We have also incorporated the use of vancomycin loaded calcium sulphate as a means of direct administration of antibiotics, as filler to the dead space and for calcium sulphate’s osteoconductive characteristics. Calcium sulphate has proven to be the standard choice for antibiotic carrier due to its bio-absorbable character [17]. Calcium sulphate also greatly decreases infection recurrence and rarely causes docking site obstruction which otherwise requires additional surgery [18]. Masquelet technique was not suitable for this case. It is a two-stage procedure and it would still need bone grafting. The defect size is extremely huge and would require multiple attempts [19]. The application of calcium sulphate provides further use as an osteogenic component, whilst acting as a dead space filler and an antibiotic carrier [20].

In this particular case, we chose distraction osteogenesis with the use of the Ilizarov technique. The Ilizarov apparatus allowed us to perform multiple procedures namely, excision of the infected portion of the distal fibula, correction of plantar flexion of the foot with the use of footplate, debridement of infected tissue and dead bone, and implantation of calcium sulphate in the first stage surgery. It permitted us to perform a single procedure of percutaneous osteotomy of the proximal tibia for distraction osteogenesis. It also permitted us to perform fibular osteotomy for the third stage tibial lengthening without having to adjust the apparatus. Thus, it reduces the multiple stages of surgery to just 3 stages. The varus deformity may be due to relatively early frame removal and leaving the patient to walk immediately without a period of splinting. The length of distraction osteogenesis is influenced by many factors, mainly by the condition of surrounding soft tissue. There are reports of bone lengthening ranging from 14 cm to 31.5 cm [7, 16, 21, 22]. This case demonstrated a newly grown bone of 33.5 cm in length by unifocal distraction osteogenesis, which to our best knowledge is the first of its kind.
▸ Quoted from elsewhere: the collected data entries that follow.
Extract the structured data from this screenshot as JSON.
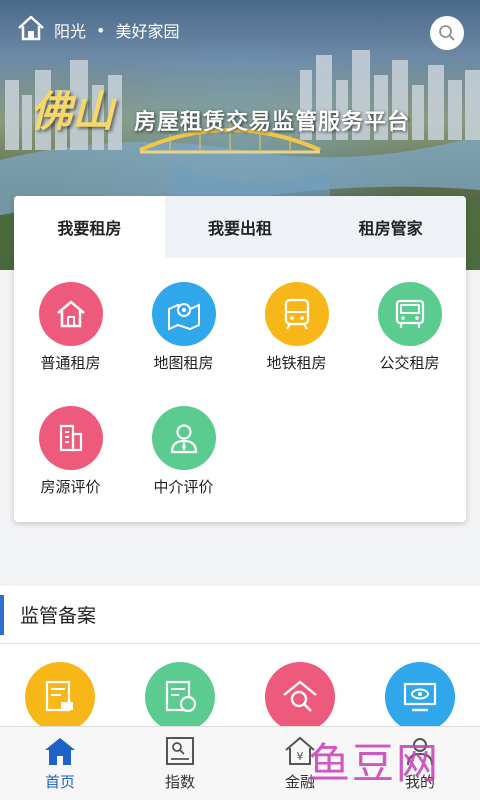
{
  "header": {
    "location_city": "阳光",
    "location_separator": "•",
    "location_community": "美好家园"
  },
  "banner": {
    "logo_text": "佛山",
    "title": "房屋租赁交易监管服务平台"
  },
  "tabs": [
    {
      "label": "我要租房",
      "active": true
    },
    {
      "label": "我要出租",
      "active": false
    },
    {
      "label": "租房管家",
      "active": false
    }
  ],
  "services": [
    {
      "label": "普通租房",
      "icon": "house-icon",
      "color": "#ee5a7c"
    },
    {
      "label": "地图租房",
      "icon": "map-pin-icon",
      "color": "#2fa7ea"
    },
    {
      "label": "地铁租房",
      "icon": "subway-icon",
      "color": "#f7b718"
    },
    {
      "label": "公交租房",
      "icon": "bus-icon",
      "color": "#5bcb90"
    },
    {
      "label": "房源评价",
      "icon": "building-icon",
      "color": "#ee5a7c"
    },
    {
      "label": "中介评价",
      "icon": "agent-icon",
      "color": "#5bcb90"
    }
  ],
  "supervision": {
    "title": "监管备案",
    "icons": [
      {
        "icon": "contract-stamp-icon",
        "color": "#f7b718"
      },
      {
        "icon": "document-badge-icon",
        "color": "#5bcb90"
      },
      {
        "icon": "house-search-icon",
        "color": "#ee5a7c"
      },
      {
        "icon": "monitor-eye-icon",
        "color": "#2fa7ea"
      }
    ]
  },
  "bottom_nav": [
    {
      "label": "首页",
      "icon": "home-icon",
      "active": true
    },
    {
      "label": "指数",
      "icon": "index-chart-icon",
      "active": false
    },
    {
      "label": "金融",
      "icon": "finance-house-icon",
      "active": false
    },
    {
      "label": "我的",
      "icon": "profile-icon",
      "active": false
    }
  ],
  "watermark": "鱼豆网",
  "colors": {
    "accent_blue": "#1f62c7",
    "section_bar": "#2f6fd0",
    "logo_gold": "#f6d86a"
  }
}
The patient was able to perform full weight-bearing activities without assistance during the second half of the treatment period and after the removal of the apparatus. Relatively normal gait was restored and the patient was able to return to school, making a significant impact on his living standard.

Conclusion

A full lengthening restoration of the tibia by unifocal lengthening amounting an unprecedented 33.5 cm was achieved. The importance of footplate in such immense bone defect and absent ankle joint can be appreciated in his demonstration. The extent and range of application of distraction osteogenesis has yet to be explored. This young patient showed high motivation and good compliance and we were able to successfully restore the tibial defect and further lengthening to correct limb discrepancy. Despite the duration of the treatment and the regular follow up the patient and his parents were satisfied with the results.